しかしこのDNAが損傷すると正しいときに適切なたんぱく質を作ることができなくなります。結果、一部の細胞は半永久的に分裂・増殖を繰り返します。これががん細胞です。つまり、BRCA遺伝子の異常を遺伝として引き継ぐと、乳がんを含めたがんになりやすい人、ということになります。
親がBRCA遺伝子の異常を持っている場合、子供には1/2の確率で引き継がれます。この遺伝子は女性だけでなく、男性にも引き継がれ、男性でも乳がんや前立腺がんになる可能性が増えます。
BRCA遺伝子の異常があるかどうかは一部の医療機関で採血で検査することができます。
保険適応で検査が受けられる人は一度乳がんもしくは卵巣がんになったことがある人で医師がBRCA遺伝子異常を疑った場合、それから第3度近親者内(第3度近親者とは曾祖父母、大おば、いとこなどです)に乳がんや卵巣がんを発症した人がいる場合です。
これらの人はもしBRCA遺伝子の異常があるとわかれば、希望者に対してやはり保険適応でがんが出現する前に予防的な乳房切除術や卵管卵巣摘出術を行うことができます。

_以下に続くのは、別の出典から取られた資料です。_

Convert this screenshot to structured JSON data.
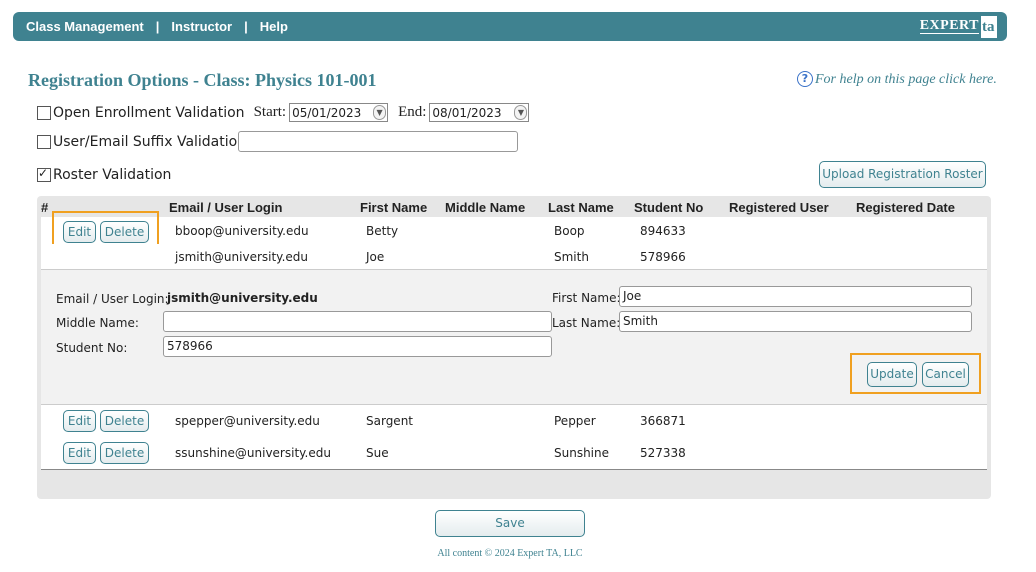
{
  "nav": {
    "items": [
      "Class Management",
      "Instructor",
      "Help"
    ],
    "separator": "|",
    "logo_text": "EXPERT",
    "logo_mark": "ta"
  },
  "page": {
    "title": "Registration Options - Class: Physics 101-001",
    "help_text": "For help on this page click here.",
    "help_icon": "?"
  },
  "options": {
    "open_enrollment": {
      "label": "Open Enrollment Validation",
      "checked": false,
      "start_label": "Start:",
      "start_value": "05/01/2023",
      "end_label": "End:",
      "end_value": "08/01/2023"
    },
    "suffix": {
      "label": "User/Email Suffix Validation",
      "checked": false,
      "value": ""
    },
    "roster": {
      "label": "Roster Validation",
      "checked": true
    }
  },
  "upload_button": "Upload Registration Roster",
  "table": {
    "headers": [
      "#",
      "Email / User Login",
      "First Name",
      "Middle Name",
      "Last Name",
      "Student No",
      "Registered User",
      "Registered Date"
    ],
    "rows": [
      {
        "email": "bboop@university.edu",
        "first": "Betty",
        "middle": "",
        "last": "Boop",
        "student_no": "894633"
      },
      {
        "email": "jsmith@university.edu",
        "first": "Joe",
        "middle": "",
        "last": "Smith",
        "student_no": "578966"
      },
      {
        "email": "spepper@university.edu",
        "first": "Sargent",
        "middle": "",
        "last": "Pepper",
        "student_no": "366871"
      },
      {
        "email": "ssunshine@university.edu",
        "first": "Sue",
        "middle": "",
        "last": "Sunshine",
        "student_no": "527338"
      }
    ],
    "edit_label": "Edit",
    "delete_label": "Delete"
  },
  "edit_form": {
    "email_label": "Email / User Login:",
    "email_value": "jsmith@university.edu",
    "first_label": "First Name:",
    "first_value": "Joe",
    "middle_label": "Middle Name:",
    "middle_value": "",
    "last_label": "Last Name:",
    "last_value": "Smith",
    "student_label": "Student No:",
    "student_value": "578966",
    "update_label": "Update",
    "cancel_label": "Cancel"
  },
  "save_label": "Save",
  "footer": "All content © 2024 Expert TA, LLC",
  "colors": {
    "brand": "#3f8290",
    "highlight": "#f0a020"
  }
}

これらの予防的な手術は乳房は40歳までに、卵管卵巣は50歳までに施行することが勧められていることもあり、血のつながった人に乳がんや卵巣がんになった人が複数いる場合には、早めにBRCA遺伝子の検査について、病院で相談してみましょう。
もう1つ、乳がんになりやすいと報告されているのが、女性ホルモンの分泌が多い人です。
具体的には11歳以前に初潮(はじめての生理)があった人、閉経(最後の生理)が55歳以降の人、出産歴がない人、そして肥満の人が女性ホルモンの分泌が多いと推測されます。
基本的に女性ホルモンは生理がある期間に多く分泌されるので、生理期間が長い人は女性ホルモンの分泌量が多いと考えられます。ただし、妊娠期間中や授乳中は女性ホルモンの分泌は少なめになるので、出産回数が多かったり、母乳を与えている期間が長い人はその間の女性ホルモンの分泌は少ないと考えられます。
そして、女性ホルモンは脂肪細胞からも分泌されるので、肥満の人は女性ホルモンが多いと推測されます。
乳がんの一部は女性ホルモンに刺激されて大きくなる性質を持っており、女性ホルモンの分泌が多い人は、これらのがんになったときに進行が速くなる可能性があります。(逆に、女性ホルモンで大きくなるタイプの乳がんは、女性ホルモンの働きを抑える薬を使って治療します。)
現在厚生労働省が勧めている乳がん検診は2年に1度ですが、自分が乳がんになりやすいタイプだった場合は、間隔をせまくして検査を受けたり、セルフチェックをこまめにするなどの対策が勧められます。
乳がんになりやすい可能性がある人は・・・
- 血縁者に乳がんや卵巣がんの人がいる
- 女性ホルモンの分泌が多い
このような人は、通常の検診に加えて、人間ドックやセルフチェックなどでこまめに検査しましょう。
次回は乳がん検診やセルフチェックの詳細についてお話します。